Data Mining is often defined as discovering useful but hidden patterns or relationships in a database, which is one of the hottest fields in computer science. It is a good field to study not only for computer science students, but also for transportation students, as well as lots of or engineer students because the same techniques can be used to solve many problems related to data mining that may arise during their career in the future.
This course intends to cover the basic concepts of data mining as well as specific applications to transportation systems, including data preprocessing, instance-based learning, decision tree, support vector machine, neural network, outlier detection and ensemble learning.
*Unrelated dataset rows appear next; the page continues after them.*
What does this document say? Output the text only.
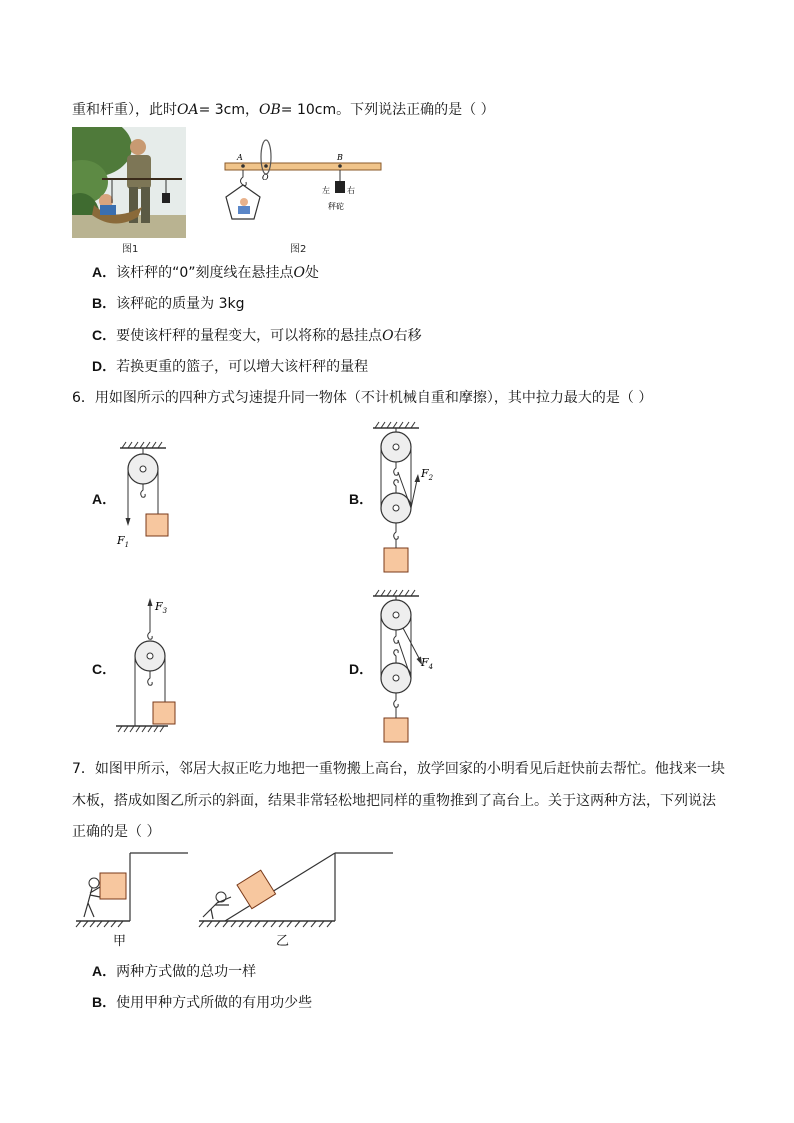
重和杆重），此时OA= 3cm，OB= 10cm。下列说法正确的是（ ）
图1
A
O
B
左 右
秤砣
图2
A．该杆秤的“0”刻度线在悬挂点O处
B．该秤砣的质量为 3kg
C．要使该杆秤的量程变大，可以将称的悬挂点O右移
D．若换更重的篮子，可以增大该杆秤的量程
6．用如图所示的四种方式匀速提升同一物体（不计机械自重和摩擦），其中拉力最大的是（ ）
A．
$F_1$
B．
$F_2$
C．
$F_3$
D．	$F_4$
7．如图甲所示，邻居大叔正吃力地把一重物搬上高台，放学回家的小明看见后赶快前去帮忙。他找来一块
木板，搭成如图乙所示的斜面，结果非常轻松地把同样的重物推到了高台上。关于这两种方法，下列说法
正确的是（ ）
甲	乙
A．两种方式做的总功一样
B．使用甲种方式所做的有用功少些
The instructors will introduce what the techniques are, what they can do, how they are used, and how they work.
Welcome to join us.
The objectives of the course are to present the basic concepts of data mining, the principles and ideas underlying the practice of data mining, including data preprocess, instance based learning, decision tree, Support Vector Machine, outlier mining, and ensemble learning.
After completing this course, students will have the ability to understand the fundamental terms and concepts of data mining, and to use the methods taught in class for the analysis and processing of real transportation data.
Knowledge of probability, statistics and linear algebra at the undergraduate level; Basic knowledge of traffic engineering, and basic programing skills.
Textbook:
陈淑燕, 马永锋, 乔凤翔. Machine Learning for Transportation, 东南大学出版社, 2022.
Reference books:
A. Ian H.Witten, Eibe Frank, Data Mining: Practical Machine Learning Tools and Techniques with Java Implementations, San Francisco: Morgan Kaufmann Publishers, 3rd ed. 2011.
B. Charu C. Aggarwal, Data Mining: The Textbook, Springer, May 2015.
C. Pang-Ning Tan, Michael Steinbach, Vipin Kumar, Introduction to Data Mining, Pearson, 1st Edition, 2005.
D. Christopher M. Bishop, Pattern recognition and machine learning, the Morgan Kaufmann series in information science and statistics, Springer Science, 2006.
E. Jiawei Han, Micheline Kamber and Jian Pei, Data Mining: Concepts and Techniques, Morgan Kaufmann, 3rd edition, 2011.
F. Required handouts will be provided by the instructors.